2023-10-11 12:58:14
Published on Oct 11, 2023 at 2:58 p.m. Updated on Oct 11, 2023 at 3:02 p.m.
The Paris Stock Exchange fell slightly this Wednesday at the start of the followingnoon, penalized by the slowdown in LVMH’s quarterly sales and by the stronger than expected rise in producer prices in September in the United States. Prices rose 0.5% month-on-month and 2.2% year-on-year, compared to 0.3% and 1.6% respectively expected by the Bloomberg consensus. A month earlier, prices had risen 0.7% over one month and 1.6% year-on-year.
This indicator illustrates the tenacity of inflation that the Fed has been trying to control for more than a year. Tomorrow’s release of consumer prices will provide valuable new indicators on the possible trajectory of the central bank’s monetary policy, three weeks before its next meeting.
Around 2:50 p.m., the Cac 40 fell 0.25% to 7,144.88 points, in a trading volume of 1.4 billion euros. US futures contracts reduced their progress while the fall in US government bond yields eased.
Although the Fed signaled at its last meeting in September that it expected another tightening this year, many of its members suggested this week that it may not be necessary given given the recent rise in long-term yields to the highest since 2007. But not everyone is of this opinion. Governor Michelle Bowman reiterated in the morning on the sidelines of the IMF-World Bank meetings in Morocco that interest rates may have to rise further to bring inflation back to an acceptable level.
The minutes of the Fed meeting on September 19 and 20 will be closely followed by investors, at 8 p.m. “ The minutes, while dated, should provide some indication of how concerned Fed officials at the time were regarding the risk of excessive tightening, although the language has softened since then. », underlines Michael Hewson at CMC Markets.
LVMH drags the luxury sector into its decline
In corporate news, LVMH shares fell 5.8% and reached their lowest level of the year during the session. The juggernaut of the luxury industry published yesterday evening a 9% increase in its sales in organic data to 19.96 billion euros over the July-September period, a figure almost twice lower than the growth recorded in the second quarter (+17%), due to a decline in demand in several markets following the boom recorded post-Covid. “ The group’s exceptional dynamic was not going to last forever and ‘normalization’ was expected », Commented Berenberg analysts in a note. “ Near-term uncertainty remains over when the sales and margin trend will stabilize and the key debate now is what a ‘new normal’ looks like for 2024 and beyond. »
In the wake of LVMH, the entire sector is affected. Kering and Hermès, which publish their turnover figures on October 24, lost 1.4% and 1% respectively. In other European markets, Moncler, Burberry and Richemont dropped by 1.5% to 4.3%.

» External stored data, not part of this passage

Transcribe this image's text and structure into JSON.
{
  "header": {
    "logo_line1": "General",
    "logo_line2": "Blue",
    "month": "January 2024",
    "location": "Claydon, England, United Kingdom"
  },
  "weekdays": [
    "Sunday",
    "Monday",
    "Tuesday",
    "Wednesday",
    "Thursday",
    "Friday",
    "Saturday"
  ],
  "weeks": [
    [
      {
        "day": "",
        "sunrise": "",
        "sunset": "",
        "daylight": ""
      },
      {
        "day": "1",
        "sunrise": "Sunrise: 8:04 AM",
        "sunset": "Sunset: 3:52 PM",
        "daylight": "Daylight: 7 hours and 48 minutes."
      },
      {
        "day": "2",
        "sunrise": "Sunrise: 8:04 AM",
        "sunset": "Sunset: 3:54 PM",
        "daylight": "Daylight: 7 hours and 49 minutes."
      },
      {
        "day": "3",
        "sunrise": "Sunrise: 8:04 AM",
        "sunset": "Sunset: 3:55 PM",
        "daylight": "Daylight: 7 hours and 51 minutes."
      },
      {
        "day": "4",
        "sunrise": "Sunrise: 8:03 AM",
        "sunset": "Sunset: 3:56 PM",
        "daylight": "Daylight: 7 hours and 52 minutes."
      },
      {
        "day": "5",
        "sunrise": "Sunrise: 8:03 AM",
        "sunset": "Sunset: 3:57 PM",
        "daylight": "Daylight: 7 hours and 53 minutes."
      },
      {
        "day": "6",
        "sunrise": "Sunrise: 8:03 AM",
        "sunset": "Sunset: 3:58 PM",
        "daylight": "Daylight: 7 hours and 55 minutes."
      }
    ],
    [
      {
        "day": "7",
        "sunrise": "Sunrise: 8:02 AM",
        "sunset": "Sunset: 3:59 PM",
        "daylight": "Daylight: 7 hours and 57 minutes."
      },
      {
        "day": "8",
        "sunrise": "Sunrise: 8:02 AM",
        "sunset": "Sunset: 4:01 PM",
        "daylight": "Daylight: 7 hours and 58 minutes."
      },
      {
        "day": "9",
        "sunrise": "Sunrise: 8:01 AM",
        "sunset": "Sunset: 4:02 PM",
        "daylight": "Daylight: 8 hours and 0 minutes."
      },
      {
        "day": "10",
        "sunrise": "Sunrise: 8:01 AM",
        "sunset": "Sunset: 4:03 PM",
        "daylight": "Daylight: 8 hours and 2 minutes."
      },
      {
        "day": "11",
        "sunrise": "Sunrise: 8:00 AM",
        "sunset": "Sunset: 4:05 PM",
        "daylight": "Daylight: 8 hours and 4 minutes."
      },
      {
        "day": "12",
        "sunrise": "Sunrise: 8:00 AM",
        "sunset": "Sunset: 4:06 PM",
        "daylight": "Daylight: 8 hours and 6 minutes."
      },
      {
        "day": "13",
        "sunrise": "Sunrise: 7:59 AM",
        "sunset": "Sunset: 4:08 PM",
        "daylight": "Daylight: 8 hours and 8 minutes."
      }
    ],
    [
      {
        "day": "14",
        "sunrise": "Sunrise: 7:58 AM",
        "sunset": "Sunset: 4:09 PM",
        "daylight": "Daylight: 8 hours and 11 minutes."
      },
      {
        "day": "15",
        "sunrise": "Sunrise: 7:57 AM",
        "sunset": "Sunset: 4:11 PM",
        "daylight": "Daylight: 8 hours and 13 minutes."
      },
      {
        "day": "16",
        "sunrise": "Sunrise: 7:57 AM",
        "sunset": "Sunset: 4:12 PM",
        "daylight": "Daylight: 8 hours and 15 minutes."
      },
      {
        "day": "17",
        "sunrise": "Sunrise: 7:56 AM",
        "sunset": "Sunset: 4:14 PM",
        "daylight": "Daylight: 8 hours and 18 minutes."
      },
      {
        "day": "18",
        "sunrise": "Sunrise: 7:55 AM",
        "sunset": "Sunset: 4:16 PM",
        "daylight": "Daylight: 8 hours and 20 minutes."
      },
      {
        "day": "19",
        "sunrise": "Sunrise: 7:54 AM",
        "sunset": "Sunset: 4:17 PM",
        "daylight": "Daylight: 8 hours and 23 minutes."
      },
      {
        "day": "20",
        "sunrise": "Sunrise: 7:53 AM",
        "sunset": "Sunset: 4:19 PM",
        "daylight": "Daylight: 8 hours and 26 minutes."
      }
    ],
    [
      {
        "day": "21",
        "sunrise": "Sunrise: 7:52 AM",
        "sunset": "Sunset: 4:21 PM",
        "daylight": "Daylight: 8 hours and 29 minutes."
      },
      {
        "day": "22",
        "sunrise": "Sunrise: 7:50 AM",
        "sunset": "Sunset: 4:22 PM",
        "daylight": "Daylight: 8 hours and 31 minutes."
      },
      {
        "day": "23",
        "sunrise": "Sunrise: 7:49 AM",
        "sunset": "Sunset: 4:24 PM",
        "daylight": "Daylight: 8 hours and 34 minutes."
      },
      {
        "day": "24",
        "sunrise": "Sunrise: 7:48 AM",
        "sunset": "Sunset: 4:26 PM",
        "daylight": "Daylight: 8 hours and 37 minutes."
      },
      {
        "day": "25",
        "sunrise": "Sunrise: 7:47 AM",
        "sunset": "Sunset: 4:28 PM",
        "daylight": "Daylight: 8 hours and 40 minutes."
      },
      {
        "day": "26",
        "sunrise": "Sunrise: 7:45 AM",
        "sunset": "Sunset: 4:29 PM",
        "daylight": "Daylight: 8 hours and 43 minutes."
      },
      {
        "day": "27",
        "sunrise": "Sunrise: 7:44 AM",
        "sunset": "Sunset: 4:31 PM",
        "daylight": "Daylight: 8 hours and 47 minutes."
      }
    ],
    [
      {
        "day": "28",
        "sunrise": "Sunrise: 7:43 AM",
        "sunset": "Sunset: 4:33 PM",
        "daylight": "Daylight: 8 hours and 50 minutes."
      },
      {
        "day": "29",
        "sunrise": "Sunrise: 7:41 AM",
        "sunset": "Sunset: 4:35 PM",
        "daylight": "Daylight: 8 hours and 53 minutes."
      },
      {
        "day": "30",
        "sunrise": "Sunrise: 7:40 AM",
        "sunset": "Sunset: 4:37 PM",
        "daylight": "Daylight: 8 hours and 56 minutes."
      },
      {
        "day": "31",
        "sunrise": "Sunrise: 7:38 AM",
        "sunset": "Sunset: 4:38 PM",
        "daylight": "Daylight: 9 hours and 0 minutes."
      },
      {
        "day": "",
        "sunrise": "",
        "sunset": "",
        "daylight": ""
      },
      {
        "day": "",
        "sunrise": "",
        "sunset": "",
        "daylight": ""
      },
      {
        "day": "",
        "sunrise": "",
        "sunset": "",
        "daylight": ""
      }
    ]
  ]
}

Accor announced the launch of a share buyback program worth 400 million euros. The hotel group’s shares gain 1.3%. Maisons du Monde shares fell 7%, Exane BNP Paribas having lowered its advice from “neutral” to “overweight”.
On Wall Street, the German brand of Birkenstock sandals, now worn by all fashionistas, will take its first steps on the stock market with a unit share price set at $46. Birkenstock, controlled by L Catterton and Financière Agache of the Arnault family, is expected to have a valuation of 8.64 billion.